10. Statistics for Model Building
3 Reasons to Learn Statistical Modeling
1. You will be better equipped to choose the right model for your needs.
There are many different types of statistical models, and an effective data analyst needs to have a comprehensive
understanding of them all. In each scenario, you should be able to identify not only which model will help best answer
the question at hand, but also which model is most appropriate for the data you’re working with.
2. You will be better able to prepare your data for analysis.
Data is rarely ready for analysis in its raw form. To ensure your analysis is accurate and viable, the data must first be
cleaned up. This cleanup often includes organizing the gathered information and removing “bad or incomplete data”
from the sample.
“Before any statistical model can be completed, you need to explore [and], understand the data,” says Mello. “If there is
no quality [in the data], then you can’t really derive any insights from it.”
Once you know how various statistical models work and how they leverage data, it will become easier for you to
determine what data is most relevant to the question you are trying to answer, as well.
3. You will become a better communicator.
In most organizations, data analysts are required to communicate their findings with two different audiences. The first
audience consists of those on the business team who don’t need to understand the details of your analysis, but simply
want to know the key takeaways. The second audience consists of those who are interested in the more granular
details; this group will want both the list of broad conclusions and an explanation of how you reached them.

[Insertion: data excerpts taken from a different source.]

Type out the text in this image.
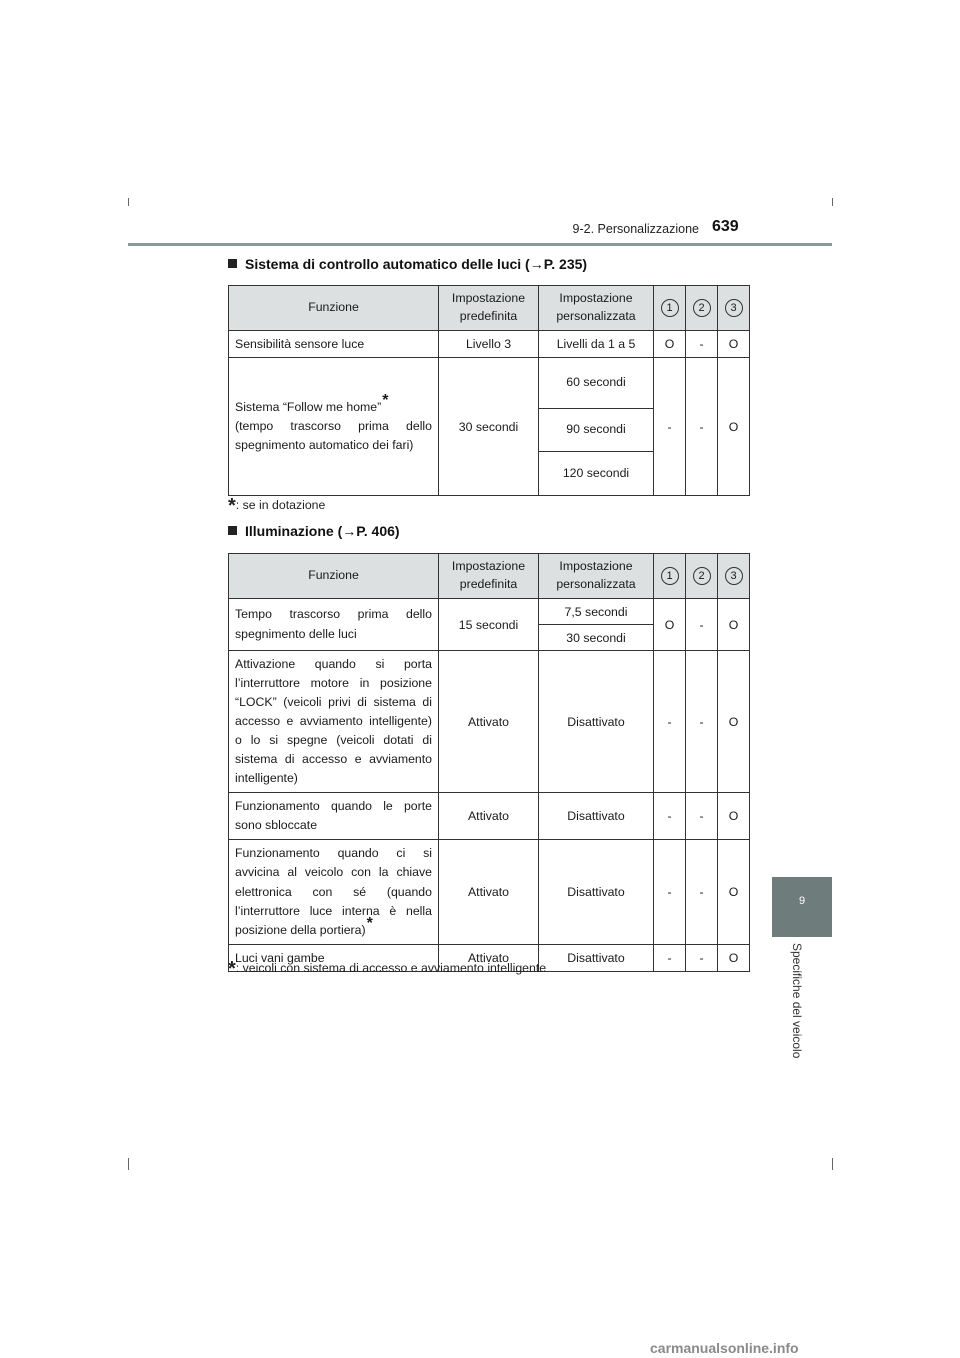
9-2. Personalizzazione 639
9
Specifiche del veicolo
Sistema di controllo automatico delle luci (→P. 235)
Funzione	Impostazione predefinita	Impostazione personalizzata	1	2	3
Sensibilità sensore luce	Livello 3	Livelli da 1 a 5	O	-	O
Sistema “Follow me home”*
(tempo trascorso prima dello spegnimento automatico dei fari)	30 secondi	60 secondi	-	-	O
		90 secondi			
		120 secondi			
*: se in dotazione
Illuminazione (→P. 406)
Funzione	Impostazione predefinita	Impostazione personalizzata	1	2	3
Tempo trascorso prima dello spegnimento delle luci	15 secondi	7,5 secondi	O	-	O
		30 secondi			
Attivazione quando si porta l’interruttore motore in posizione “LOCK” (veicoli privi di sistema di accesso e avviamento intelligente) o lo si spegne (veicoli dotati di sistema di accesso e avviamento intelligente)	Attivato	Disattivato	-	-	O
Funzionamento quando le porte sono sbloccate	Attivato	Disattivato	-	-	O
Funzionamento quando ci si avvicina al veicolo con la chiave elettronica con sé (quando l’interruttore luce interna è nella posizione della portiera)*	Attivato	Disattivato	-	-	O
Luci vani gambe	Attivato	Disattivato	-	-	O
*: veicoli con sistema di accesso e avviamento intelligente
carmanualsonline.info
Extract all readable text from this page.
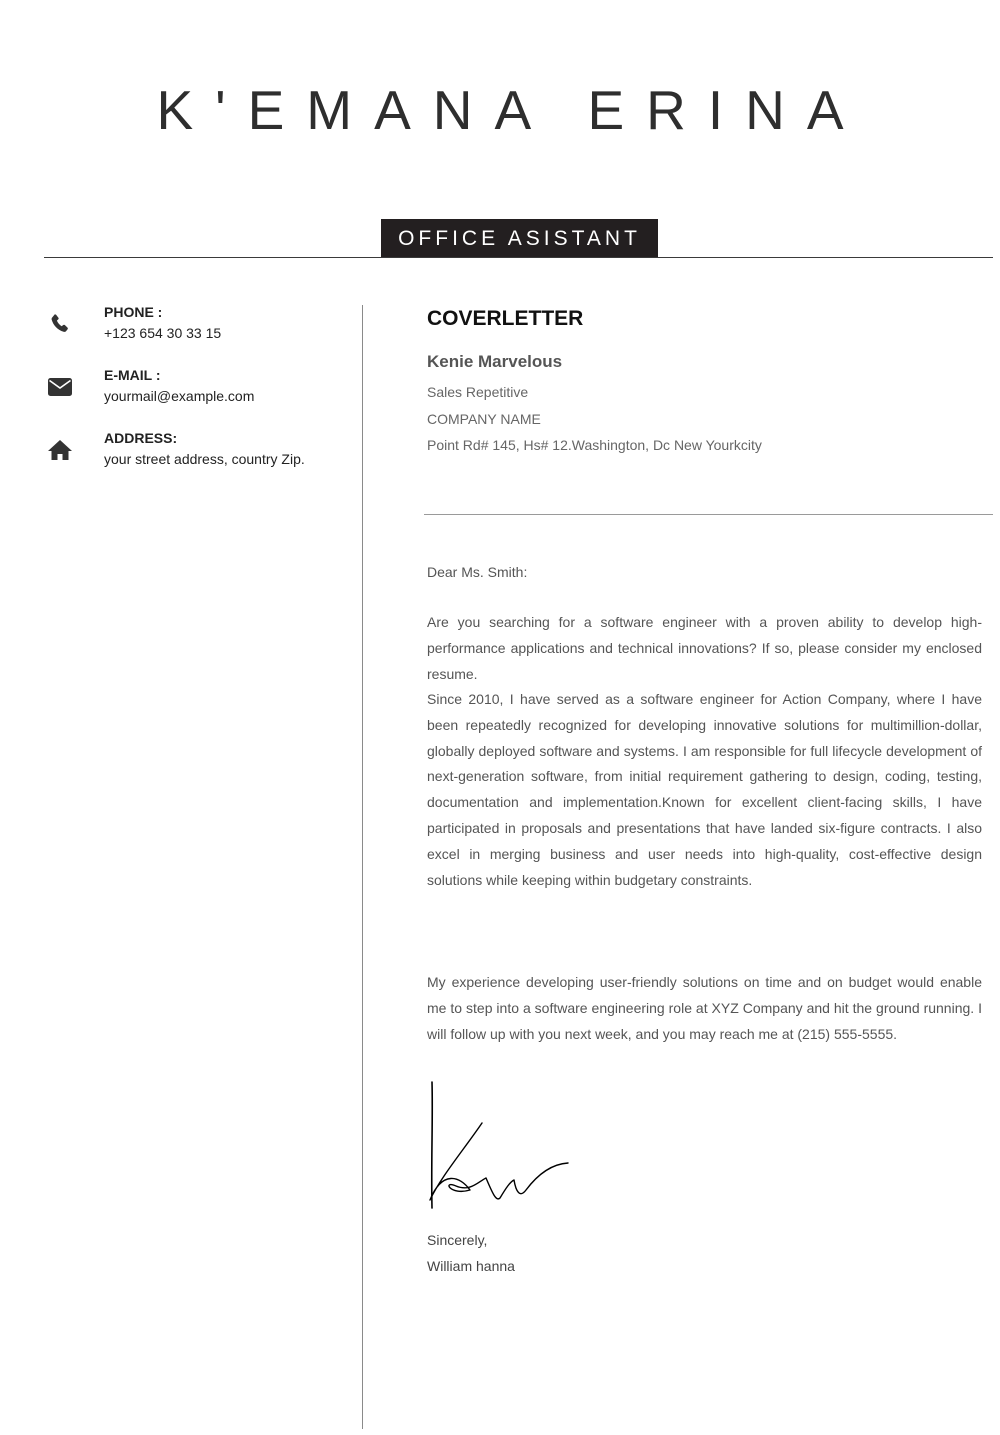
K'EMANA ERINA
OFFICE ASISTANT
PHONE :
+123 654 30 33 15
E-MAIL :
yourmail@example.com
ADDRESS:
your street address, country Zip.
COVERLETTER
Kenie Marvelous
Sales Repetitive
COMPANY NAME
Point Rd# 145, Hs# 12.Washington, Dc New Yourkcity
Dear Ms. Smith:

Are you searching for a software engineer with a proven ability to develop high-performance applications and technical innovations? If so, please consider my enclosed resume.

Since 2010, I have served as a software engineer for Action Company, where I have been repeatedly recognized for developing innovative solutions for multimillion-dollar, globally deployed software and systems. I am responsible for full lifecycle development of next-generation software, from initial requirement gathering to design, coding, testing, documentation and implementation.Known for excellent client-facing skills, I have participated in proposals and presentations that have landed six-figure contracts. I also excel in merging business and user needs into high-quality, cost-effective design solutions while keeping within budgetary constraints.

My experience developing user-friendly solutions on time and on budget would enable me to step into a software engineering role at XYZ Company and hit the ground running. I will follow up with you next week, and you may reach me at (215) 555-5555.

Sincerely,
William hanna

Having a thorough understanding of statistical modeling can help you better communicate with both of these
audiences, as you will be better equipped to reach conclusions and therefore generate better data visualizations, which
are helpful in communicating complex ideas to non-analysts. Simultaneously, a complex understanding of how these
models work on the backend will allow you to generate and explain those more granular details when necessary.